June 7, 2015

CORPUS CHRISTI (B)

For this reason he is mediator of a new covenant: since a death has taken place for deliverance from transgressions under the first covenant, those who are called may receive the promised eternal inheritance. – Heb. 9: 15

   What does passion mean? For many the word is associated with romantic love. Obviously, the Passion of our Lord means far more than this. What, then, does it mean? In the Epistle to the Hebrews, it is indeed a part of love, but the kind of love which has sacrifice at its center. According to a former Archbishop of Canterbury, William Temple, “The manifestation of love, by which it wins its response, is always sacrifice. The principle of sacrifice is that we chose to do or to suffer what apart from our love we would not chose to do or to suffer.”

   In the Old Testament, sacrifice always involved blood because blood & life go together: you can’t have one without the other. In sacrifice, it is always life that is being offered to God. The problem was, it was always someone else’s life that was being offered. The Old Testament writers were aware of this & constantly warned against it. In the book of Joel, we find these words: “Render your heart & not your garments.” Psalm 51 puts it this way: “The sacrifices of God are a broken spirit.”

   Yet only our Lord was able to offer not only His physical blood but His very life & soul so completely that His vision of God was perfect. Jesus was His own high priest. But to what purpose was this sacrifice? “For this reason he is mediator of a new covenant….” What reason? “To cleanse our consciences from dead works to worship the living God.” It is from this living death, this separation from God, that we have been saved. The cost has been high: It has required nothing less than the Passion which is characterized by total self-sacrifice.

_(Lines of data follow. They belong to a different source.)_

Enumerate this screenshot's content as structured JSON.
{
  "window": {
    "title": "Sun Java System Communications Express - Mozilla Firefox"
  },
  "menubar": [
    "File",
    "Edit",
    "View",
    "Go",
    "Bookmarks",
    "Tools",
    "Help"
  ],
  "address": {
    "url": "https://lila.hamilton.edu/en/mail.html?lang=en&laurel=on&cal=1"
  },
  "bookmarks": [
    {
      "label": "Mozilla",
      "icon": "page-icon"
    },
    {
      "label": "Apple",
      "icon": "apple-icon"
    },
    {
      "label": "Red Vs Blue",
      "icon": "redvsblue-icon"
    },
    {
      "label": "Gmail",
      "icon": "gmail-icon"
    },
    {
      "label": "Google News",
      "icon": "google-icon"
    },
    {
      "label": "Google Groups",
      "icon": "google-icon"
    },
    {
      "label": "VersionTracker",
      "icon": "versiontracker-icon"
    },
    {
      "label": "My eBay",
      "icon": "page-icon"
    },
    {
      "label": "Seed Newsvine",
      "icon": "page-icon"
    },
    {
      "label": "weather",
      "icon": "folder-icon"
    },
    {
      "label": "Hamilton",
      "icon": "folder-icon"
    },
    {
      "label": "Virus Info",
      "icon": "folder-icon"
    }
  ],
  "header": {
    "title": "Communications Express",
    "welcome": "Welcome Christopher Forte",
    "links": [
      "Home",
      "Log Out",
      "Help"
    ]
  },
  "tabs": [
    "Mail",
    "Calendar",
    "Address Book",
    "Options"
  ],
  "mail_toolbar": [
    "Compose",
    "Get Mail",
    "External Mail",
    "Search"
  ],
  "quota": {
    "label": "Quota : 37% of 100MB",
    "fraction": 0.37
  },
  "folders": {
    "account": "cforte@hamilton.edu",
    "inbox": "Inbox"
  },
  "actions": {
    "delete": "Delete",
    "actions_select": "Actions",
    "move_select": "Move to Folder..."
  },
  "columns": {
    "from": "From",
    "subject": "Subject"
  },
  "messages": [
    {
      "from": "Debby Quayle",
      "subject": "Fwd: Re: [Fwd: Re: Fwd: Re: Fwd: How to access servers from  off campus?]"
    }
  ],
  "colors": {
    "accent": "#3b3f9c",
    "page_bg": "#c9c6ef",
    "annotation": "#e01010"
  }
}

   The phrase “priesthood of all believers” refers to those who have been baptized into Christ’s body & therefore have His mission of offering ourselves to God on behalf of those who are still totally blind. Our failure to do this is no mere dereliction of duty – it is a denial of our Lord, even as Peter did. It may be likened to a paralyzed hand. A hand that does not move is a contradiction.

   Superficial sacrifice comes all too easy. For animals we substitute money or time or cast-off articles of clothing. Not that these are unimportant. But if they are not given as the result of our own Passion, they are worse than useless. As St. Paul put it, “If I give away everything I own, & if I hand my body over so that I may boast but do not have love, I gain nothing (1 Cor. 13: 3)”.

   What might this personal Passion involve? In a word, openness – openness to others & to God. This is not as easy as it sounds, because openness involves risk. In a newspaper article, Charles Davis wrote

“A radical decision implies risking oneself as a person, & the suffering involved is loneliness. The temptation is to avoid any fundamental decision, particularly when this would involve a break with the stance in life which one has inherited & into which one has been socialized. It is easier to go along with others without disturbance in the mode of life with the same beliefs & the same community … in which one has been brought up. Many in that way remain where they are because they are unwilling to decide for themselves. Others change, but by drifting with the tide – not by a personal decision.

   “Change as well as refusal to change can be the avoidance of a truly personal commitment. In both cases there is a refusal to risk one’s personal identity & existence in a decision that affects & redefines one’s inmost personality. Instead, one’s inner personal core is protected by being enclosed in a role received from outside, to which one remains fundamentally uncommitted. But such protection is death, because he who saves his life will lose it & he who loses his life will save it.”

   This is a rather wordy way of describing conversion of the heart, or the refusal to convert. In this sinful world conversion is bound to involve loneliness & pain, but whoever knew such loneliness & pain as Christ? He must have suffered with the stupidity of His own disciples who consistently proved incapable of recognizing His real mission, & how he must suffer with our stupidity now. Because He died for our sins, our spiritual blindness does not lessen our responsibility to do likewise, for God’s very action to relieve its burden makes our sin all the more serious.

   Where do we begin, & what makes our personal Passion possible? It begins with Baptism, & it is sustained right there [point to the altar] in the holy sacrifice of the Mass. If we come to church primarily to be edified by the preacher, not only are we likely to be disappointed but also we will have missed the point. We go to church in order that we might share in that sacrifice which saves us & others from sin. Until we succeed, with God’s help, in making sacrificial lambs of our pride, our prejudices, & our personal desires, we will never know the amazing joy of being a suffering servant.  AMEN!